If the resulting form ends in an off-parenthesis (“)”), remove the off-parenthesis. Each of the above examples except the last one is unchanged. The last one http://(org,example,www,) becomes http://(org,example,www,.

This allows many seed URIs, in their usual form, to imply the most useful SURT prefixes for crawling related URIs. The presence or absence of a trailing “/” on URIs without further path-info is a subtle indicator as to whether subdomains of the supplied domain should be included.

For example, seed http://www.archive.org/ will become SURT form and supplied SURT prefix http://(org,archive,www,)/, and is the prefix of all SURT form URIs on www.archive.org. However, any subdomain URI like http://homepages.www.archive.org/directory would be ruled out because its SURT form http://(org,archive,www,homepages,)/directory does not begin with the full SURT prefix, including the “)” deduced from the seed.

Toe Threads

When crawling, Heritrix employs a configurable number of Toe Threads to process URIs. Each of these threads will request a URI from the Frontier, apply the set of Processors to it, and finally report it as completed to the Frontier.

Status codes

Each crawled URI gets a status code. This code (or number) indicates the result of a URI fetch in Heritrix.

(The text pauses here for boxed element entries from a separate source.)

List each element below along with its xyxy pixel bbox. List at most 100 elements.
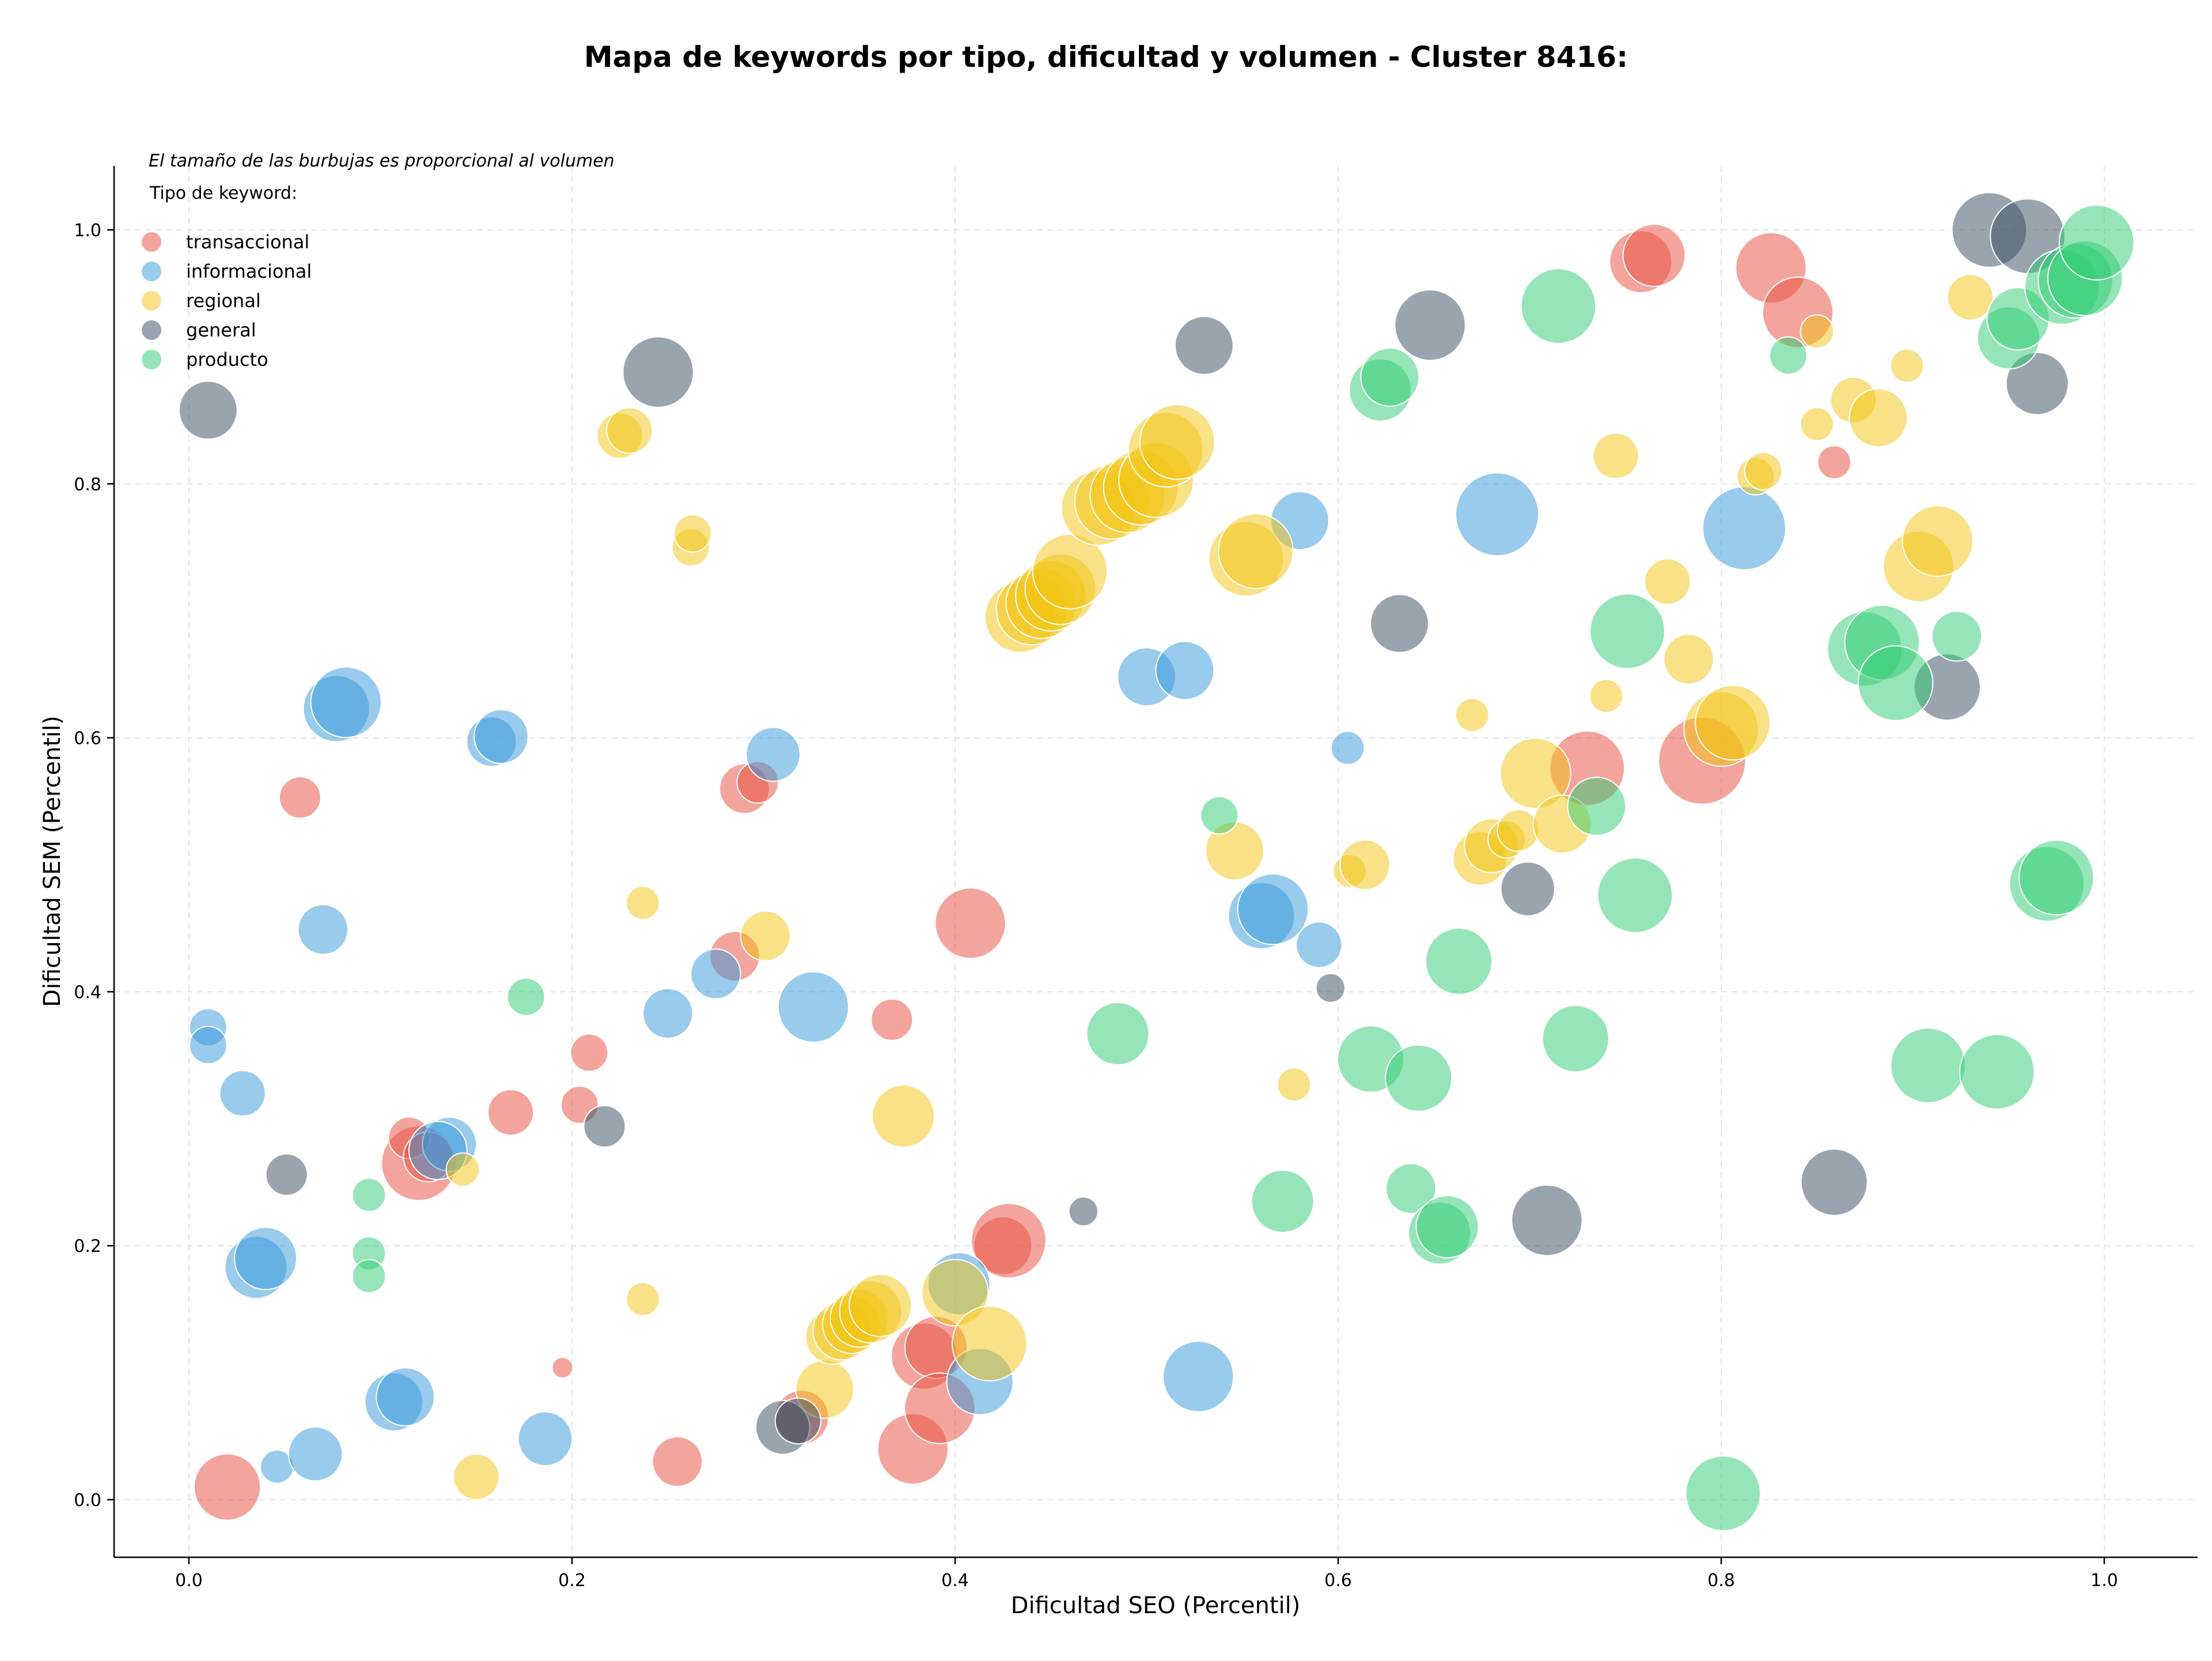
bubble-producto[interactable] (1857, 645, 1934, 721)
bubble-regional[interactable] (1139, 404, 1215, 480)
bubble-producto[interactable] (1385, 1044, 1453, 1112)
bubble-informacional[interactable] (234, 1227, 297, 1291)
bubble-informacional[interactable] (690, 948, 741, 1000)
bubble-informacional[interactable] (1296, 921, 1343, 968)
bubble-informacional[interactable] (219, 1070, 266, 1117)
bubble-regional[interactable] (740, 910, 791, 962)
bubble-regional[interactable] (952, 1306, 1028, 1382)
bubble-general[interactable] (583, 1105, 626, 1148)
bubble-informacional[interactable] (1330, 731, 1365, 765)
bubble-producto[interactable] (1251, 1170, 1315, 1234)
bubble-regional[interactable] (1455, 698, 1490, 732)
bubble-transaccional[interactable] (570, 1033, 609, 1072)
bubble-transaccional[interactable] (870, 998, 914, 1041)
bubble-informacional[interactable] (474, 709, 529, 765)
bubble-regional[interactable] (1277, 1067, 1312, 1102)
bubble-transaccional[interactable] (934, 887, 1006, 959)
bubble-general[interactable] (1394, 289, 1466, 361)
bubble-regional[interactable] (1032, 534, 1108, 610)
bubble-transaccional[interactable] (193, 1453, 262, 1521)
bubble-regional[interactable] (1218, 513, 1294, 589)
bubble-regional[interactable] (1589, 679, 1624, 713)
bubble-general[interactable] (1174, 316, 1234, 375)
bubble-producto[interactable] (351, 1259, 387, 1293)
bubble-regional[interactable] (849, 1273, 912, 1337)
bubble-producto[interactable] (1415, 1195, 1479, 1259)
bubble-general[interactable] (1315, 973, 1346, 1004)
bubble-informacional[interactable] (1455, 472, 1539, 557)
bubble-informacional[interactable] (1162, 1341, 1234, 1413)
bubble-regional[interactable] (453, 1453, 500, 1500)
bubble-regional[interactable] (1592, 432, 1639, 479)
bubble-informacional[interactable] (1237, 873, 1309, 945)
bubble-informacional[interactable] (1702, 486, 1786, 570)
bubble-regional[interactable] (872, 1084, 935, 1148)
bubble-regional[interactable] (1800, 314, 1835, 349)
bubble-producto[interactable] (2058, 205, 2135, 281)
bubble-producto[interactable] (1520, 268, 1597, 345)
bubble-regional[interactable] (1849, 388, 1908, 448)
bubble-transaccional[interactable] (487, 1089, 535, 1136)
bubble-regional[interactable] (1497, 809, 1540, 852)
bubble-regional[interactable] (1663, 633, 1714, 685)
bubble-informacional[interactable] (517, 1411, 573, 1466)
bubble-regional[interactable] (673, 514, 712, 553)
bubble-general[interactable] (178, 380, 238, 440)
bubble-informacional[interactable] (188, 1026, 228, 1065)
bubble-producto[interactable] (1597, 857, 1673, 933)
bubble-regional[interactable] (1889, 349, 1925, 383)
bubble-producto[interactable] (1959, 1034, 2035, 1110)
bubble-transaccional[interactable] (278, 776, 321, 819)
bubble-producto[interactable] (351, 1178, 387, 1212)
bubble-informacional[interactable] (1155, 641, 1215, 701)
bubble-regional[interactable] (1499, 737, 1571, 809)
bubble-transaccional[interactable] (1817, 445, 1851, 480)
bubble-regional[interactable] (1339, 839, 1391, 891)
bubble-producto[interactable] (1589, 593, 1665, 669)
bubble-producto[interactable] (1890, 1027, 1966, 1103)
bubble-regional[interactable] (1744, 452, 1783, 491)
bubble-producto[interactable] (506, 977, 546, 1016)
bubble-producto[interactable] (1685, 1455, 1762, 1531)
bubble-transaccional[interactable] (551, 1356, 574, 1379)
bubble-general[interactable] (1500, 861, 1555, 917)
bubble-regional[interactable] (921, 1259, 989, 1327)
bubble-general[interactable] (2005, 351, 2069, 415)
bubble-general[interactable] (1068, 1196, 1099, 1227)
bubble-informacional[interactable] (376, 1367, 435, 1427)
bubble-regional[interactable] (1902, 505, 1974, 577)
bubble-regional[interactable] (1946, 274, 1994, 321)
bubble-general[interactable] (622, 336, 694, 408)
bubble-regional[interactable] (1695, 684, 1771, 760)
bubble-informacional[interactable] (310, 666, 382, 739)
bubble-transaccional[interactable] (652, 1436, 703, 1488)
bubble-producto[interactable] (1385, 1163, 1437, 1214)
bubble-informacional[interactable] (745, 727, 801, 782)
bubble-producto[interactable] (1200, 796, 1239, 835)
bubble-producto[interactable] (1425, 927, 1493, 996)
bubble-producto[interactable] (1541, 1005, 1609, 1073)
bubble-producto[interactable] (1931, 611, 1983, 662)
bubble-informacional[interactable] (777, 971, 850, 1043)
bubble-producto[interactable] (1086, 1002, 1150, 1066)
bubble-general[interactable] (1370, 593, 1429, 653)
bubble-producto[interactable] (1567, 777, 1627, 836)
bubble-regional[interactable] (606, 407, 653, 454)
bubble-transaccional[interactable] (1622, 224, 1686, 287)
bubble-informacional[interactable] (297, 904, 349, 955)
bubble-regional[interactable] (626, 1282, 660, 1316)
bubble-regional[interactable] (445, 1152, 480, 1187)
bubble-general[interactable] (774, 1397, 821, 1444)
bubble-general[interactable] (1800, 1148, 1868, 1216)
bubble-informacional[interactable] (287, 1426, 343, 1482)
bubble-general[interactable] (265, 1153, 308, 1196)
bubble-producto[interactable] (2018, 839, 2094, 915)
bubble-producto[interactable] (1769, 336, 1808, 375)
bubble-producto[interactable] (1360, 347, 1420, 407)
bubble-regional[interactable] (1644, 558, 1691, 606)
bubble-regional[interactable] (626, 886, 660, 920)
bubble-transaccional[interactable] (971, 1202, 1047, 1279)
bubble-general[interactable] (1511, 1184, 1583, 1257)
bubble-informacional[interactable] (642, 987, 694, 1039)
bubble-regional[interactable] (1800, 407, 1835, 442)
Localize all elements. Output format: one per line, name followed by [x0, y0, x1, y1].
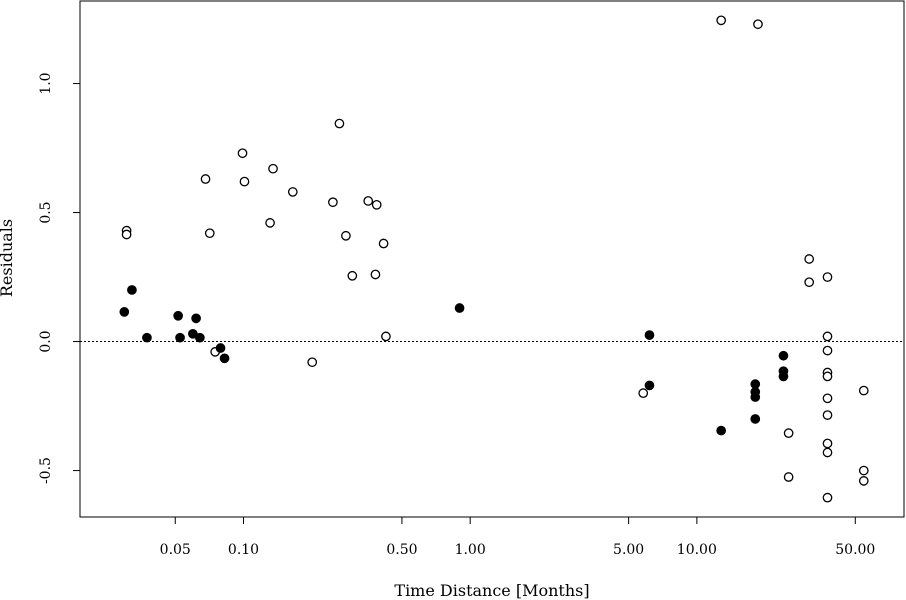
- open-data-point: [328, 197, 338, 208]
- y-tick-label: 0.5: [38, 201, 54, 223]
- open-data-point: [363, 196, 374, 206]
- plot-area-frame: [79, 0, 905, 518]
- open-data-point: [783, 428, 794, 438]
- filled-data-point: [750, 414, 761, 424]
- open-data-point: [822, 438, 833, 449]
- open-data-point: [858, 385, 869, 396]
- y-axis: -0.5 0.0 0.5 1.0: [38, 72, 80, 484]
- x-tick-label: 0.10: [228, 542, 259, 558]
- open-data-point: [822, 345, 833, 356]
- filled-data-point: [644, 330, 655, 340]
- open-data-point: [370, 269, 381, 280]
- open-data-point: [371, 199, 382, 210]
- open-data-point: [381, 331, 391, 342]
- open-data-point: [334, 118, 345, 129]
- x-tick-label: 1.00: [455, 542, 486, 558]
- open-data-point: [307, 357, 318, 368]
- open-data-point: [753, 19, 763, 30]
- filled-data-point: [778, 371, 789, 382]
- filled-data-point: [219, 353, 230, 364]
- open-data-point: [822, 272, 833, 282]
- open-data-point: [822, 447, 833, 458]
- open-data-point: [822, 492, 833, 503]
- open-data-point: [239, 176, 250, 187]
- filled-data-point: [142, 332, 152, 343]
- open-data-point: [287, 187, 298, 197]
- open-data-point: [638, 388, 649, 399]
- open-data-point: [200, 174, 211, 184]
- filled-data-point: [454, 303, 465, 313]
- open-data-point: [804, 254, 815, 264]
- open-data-point: [378, 238, 389, 249]
- open-data-point: [804, 277, 815, 288]
- open-data-point: [268, 163, 278, 174]
- filled-data-point: [191, 313, 201, 324]
- y-tick-label: 0.0: [38, 330, 54, 352]
- open-data-point: [265, 218, 275, 228]
- filled-data-point: [175, 332, 185, 343]
- filled-data-point: [127, 285, 137, 295]
- filled-data-point: [778, 350, 789, 361]
- open-data-point: [347, 270, 358, 281]
- y-tick-label: -0.5: [38, 457, 54, 484]
- open-data-point: [858, 476, 869, 486]
- open-data-point: [858, 465, 869, 476]
- x-tick-label: 50.00: [835, 542, 875, 558]
- open-data-point: [237, 148, 248, 159]
- x-tick-label: 5.00: [613, 542, 644, 558]
- open-data-point: [822, 410, 833, 420]
- x-tick-label: 0.05: [160, 542, 191, 558]
- open-data-point: [716, 15, 727, 26]
- data-points: [119, 15, 869, 503]
- filled-data-point: [750, 392, 761, 402]
- y-axis-title: Residuals: [0, 219, 16, 297]
- filled-data-point: [119, 307, 130, 317]
- filled-data-point: [195, 332, 205, 343]
- open-data-point: [822, 331, 833, 342]
- x-tick-label: 0.50: [386, 542, 417, 558]
- x-axis-title: Time Distance [Months]: [394, 581, 589, 600]
- open-data-point: [783, 472, 794, 482]
- open-data-point: [121, 229, 132, 240]
- open-data-point: [822, 393, 833, 404]
- x-tick-label: 10.00: [677, 542, 717, 558]
- filled-data-point: [716, 425, 727, 436]
- open-data-point: [341, 230, 351, 241]
- open-data-point: [204, 228, 215, 239]
- y-tick-label: 1.0: [38, 72, 54, 94]
- x-axis: 0.05 0.10 0.50 1.00 5.00 10.00 50.00: [160, 517, 875, 558]
- filled-data-point: [173, 310, 184, 321]
- open-data-point: [822, 371, 833, 382]
- filled-data-point: [215, 343, 226, 353]
- filled-data-point: [644, 380, 655, 391]
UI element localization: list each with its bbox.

Codes ranging from 200 to 599 are standard HTTP response codes and information about their meanings is available at the World Wide Web consortium’s Web page.

Other Heritrix status codes are listed below.

1	Successful DNS lookup
0	Fetch never tried (perhaps protocol unsupported or illegal URI)
-1	DNS lookup failed
-2	HTTP connect failed
-3	HTTP connect broken
-4	HTTP timeout
-5	Unexpected runtime exception. See runtime-errors.log.
-6	Prerequisite domain-lookup failed, precluding fetch attempt. (the main pre-requisite is WHOIS lookup. If you see this it’s likely the domain doesn’t exist anymore)
-7	URI recognized as unsupported or illegal.
-8	Multiple retries failed, retry limit reached.
-50	Temporary status assigned to URIs awaiting preconditions. Appearance in logs may be a bug.
-60	URIs assigned a failure status. They could not be queued by the Frontier and may be unfetchable.
-61	Prerequisite robots.txt fetch failed, precluding a fetch attempt.
-62	Some other prerequisite failed, precluding a fetch attempt.
-63	A prerequisite (of any type) could not be scheduled, precluding a fetch attempt.
-404	Empty HTTP response interpreted as a 404.
-3000	Severe Java Error condition occured such as OutOfMemoryError or StackOverflowError during URI processing.
-4000	“Chaff” detection of traps/content with negligible value applied.
-4001	The URI is too many link hops away from the seed.
-4002	The URI is too many embed/transitive hops away from the last URI in scope.
-5000	The URI is out of scope upon reexamination. This only happens if the scope changes during the crawl.
-5001	Blocked from fetch by user setting.
-5002	Blocked by a custom processor, which could include the hash mapper (for multi-node crawling) if enabled.
-5003	Blocked due to exceeding an established quota.
-5004	Blocked due to exceeding an established runtime
-6000	Deleted from Frontier by user.
-7000	Processing thread was killed by the operator. This could happen if a thread is an a non-responsive condition.
-9998	Robots.txt rules precluded fetch.